Setelah saya baca keseluruhan buku ini terasa agak “janggal” sebab ternyata rujukan buku ini tidak mengambil langsung dari beberapa buku atau kitab yang sifatnya referensial, melainkan hanya merujuk pada beberapa literatur yang sudah di-Indonesia-kan, misalnya saja al-Qanun al-Asasi li jam’iyah Nahdlatil Ulama karangannya K.H. Hasyim Asy’ari selaku pendiri NU tidak dicantumkan dalam daftar rujukan.
Namun terlepas dari “kejanggalan” tersebut, terobosan yang dilakukan oleh penulis, editor serta para responden ini secara tidak langsung telah membuka lembaran baru khazanah keilmuan di NU dan patut kita acungkan jempol. Bisa jadi kehadiran buku ini memberikan nuansa baru bagi mereka yang masih berkutat di NU maupun di luar NU.
Mungkin sebagai nilai plus buku ini, disana terpampang foto-foto bersejarah sehingga membuat para pengkaji seolah-olah bersentuhan langsung dengan sejarah. Buku semacam ini sangat dibutuhkan, bukan saja oleh kaum Nahdliyin sendiri, tetapi oleh banyak pihak luar NU yang ingin tahu tentang NU. NU tidak hanya dipahami sekilas saja, tapi bagaimana warga NU benar-benar tahu terhadap seluk beluknya NU. Wa Allah A’lamu.

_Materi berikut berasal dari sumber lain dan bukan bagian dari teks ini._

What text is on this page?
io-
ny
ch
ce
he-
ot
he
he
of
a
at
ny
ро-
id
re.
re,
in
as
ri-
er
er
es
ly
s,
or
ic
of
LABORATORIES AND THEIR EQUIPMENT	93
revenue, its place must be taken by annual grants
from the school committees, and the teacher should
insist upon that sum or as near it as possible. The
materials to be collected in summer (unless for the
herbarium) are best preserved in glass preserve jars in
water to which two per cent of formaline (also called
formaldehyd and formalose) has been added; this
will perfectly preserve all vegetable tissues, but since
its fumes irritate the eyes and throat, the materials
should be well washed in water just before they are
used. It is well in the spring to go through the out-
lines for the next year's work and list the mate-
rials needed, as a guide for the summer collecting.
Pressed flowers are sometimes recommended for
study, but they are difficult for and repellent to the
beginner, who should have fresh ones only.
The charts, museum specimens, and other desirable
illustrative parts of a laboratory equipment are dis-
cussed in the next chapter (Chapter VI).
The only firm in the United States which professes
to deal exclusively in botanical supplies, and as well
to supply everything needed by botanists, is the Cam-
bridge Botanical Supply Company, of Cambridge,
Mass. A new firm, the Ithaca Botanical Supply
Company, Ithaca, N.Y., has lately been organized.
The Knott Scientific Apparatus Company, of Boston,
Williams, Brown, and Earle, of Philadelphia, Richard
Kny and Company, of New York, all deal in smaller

* Anwar Nuris, Mantan Pengurus IPNU ANCAB Gapura Sumenep, Alumnus PP. Nasy'atul Muta'allimin Gapura Sumenep Madura. Dan sekarang tercatat sebagai Mahasiswa Jurusan Kependidikan Islam KI/MP Fak. Tarbiyah IAIN Sunan Ampel Surabaya dan sekaligus salah satu Kontributor Ikatan Mahasiswa Sumenep (IKMAS) di Surabaya. Tulisan ini sudah di muat di Majalah AULA, Juli 2007.